Chinese entrepreneur

Chris Xu, also known as Sky Xu and Xu Yangtian, is a Chinese entrepreneur and the founder of the online clothing retailer Shein. Xu is considered to be reserved and rarely appears in public.

== Biography ==
Xu is said to come from a poor family in Shandong province and to have studied at the Qingdao University of Technology. According to other sources, he studied at the George Washington University. He also has American citizenship and is a permanent resident of Singapore. According to information from Shein, he was born in China. After graduating, he worked in marketing at search engine optimization and became aware of the opportunities that arose from selling Chinese products abroad.
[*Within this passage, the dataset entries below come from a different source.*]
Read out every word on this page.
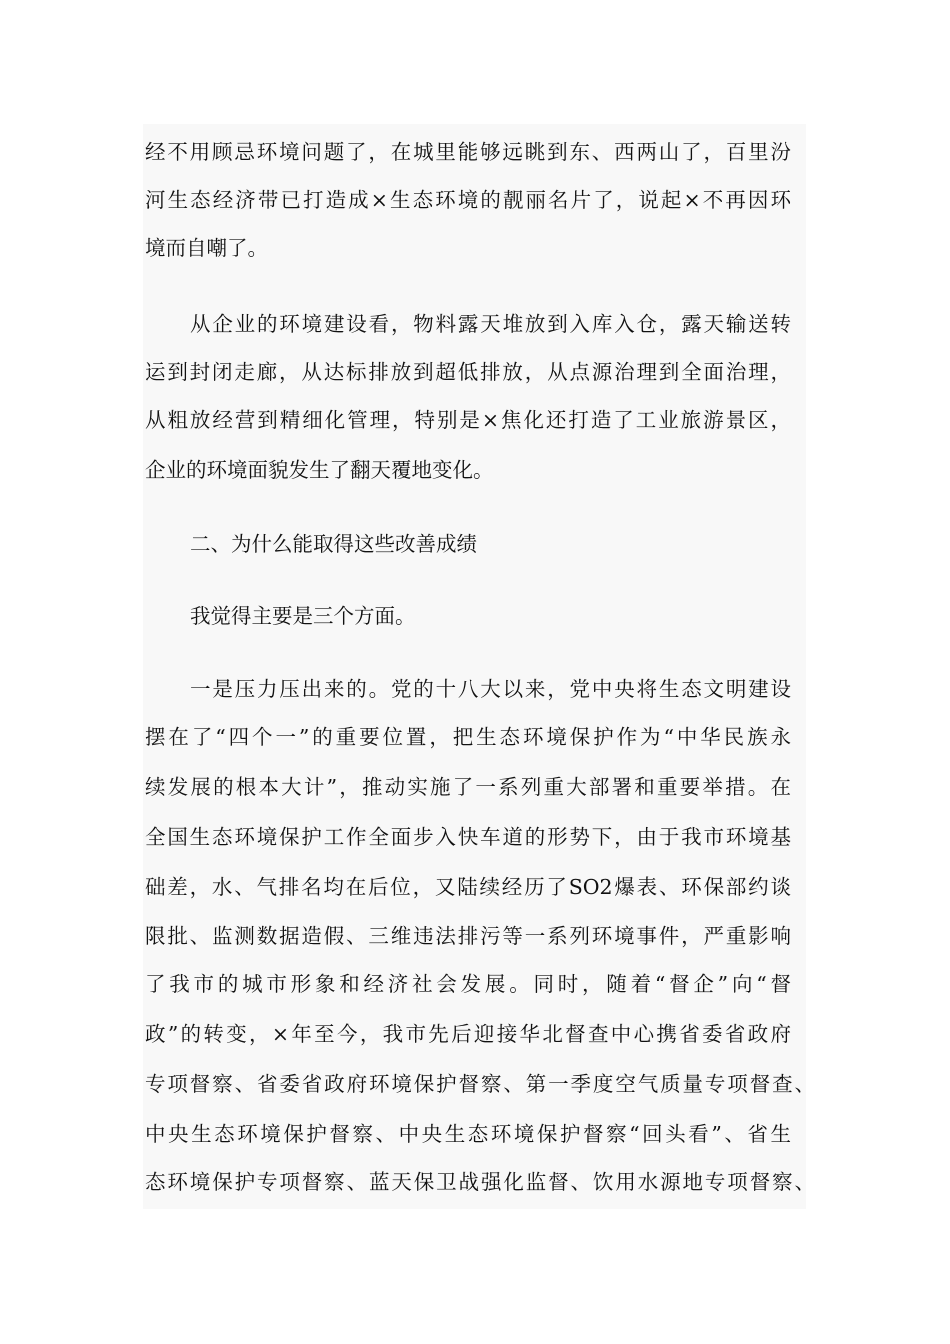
经不用顾忌环境问题了，在城里能够远眺到东、西两山了，百里汾
河生态经济带已打造成×生态环境的靓丽名片了，说起×不再因环
境而自嘲了。
从企业的环境建设看，物料露天堆放到入库入仓，露天输送转
运到封闭走廊，从达标排放到超低排放，从点源治理到全面治理，
从粗放经营到精细化管理，特别是×焦化还打造了工业旅游景区，
企业的环境面貌发生了翻天覆地变化。
二、为什么能取得这些改善成绩
我觉得主要是三个方面。
一是压力压出来的。党的十八大以来，党中央将生态文明建设
摆在了“四个一”的重要位置，把生态环境保护作为“中华民族永
续发展的根本大计”，推动实施了一系列重大部署和重要举措。在
全国生态环境保护工作全面步入快车道的形势下，由于我市环境基
础差，水、气排名均在后位，又陆续经历了SO2爆表、环保部约谈
限批、监测数据造假、三维违法排污等一系列环境事件，严重影响
了我市的城市形象和经济社会发展。同时，随着“督企”向“督
政”的转变，×年至今，我市先后迎接华北督查中心携省委省政府
专项督察、省委省政府环境保护督察、第一季度空气质量专项督查、
中央生态环境保护督察、中央生态环境保护督察“回头看”、省生
态环境保护专项督察、蓝天保卫战强化监督、饮用水源地专项督察、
In 2008, Xu, together with two business partners, Wang Xiaohu and Li Peng, founded the online retailer Nanjing Dianwei Information Technology, which is said to have been a forerunner of Shein. Xu launched SheInside in Nanjing in 2011 to sell wedding clothing, which later became Shein. His two business partners claimed that Xu subsequently pushed them out of the company, stopped showing up at the office and took control of their business's PayPal account. Xu and Shein denied this version of events and threatened legal action.

In 2015, Xu moved his company's headquarters from Nanjing to Guangzhou and subsequently rose to become a global brand. In February 2022, Xu moved to Singapore according to reports, where Shein also moved its legal headquarters to. In the same year, Shein reached a valuation of $100 billion.

== Personal life ==
As of July 2025, Forbes estimated his net worth at $9.1 billion.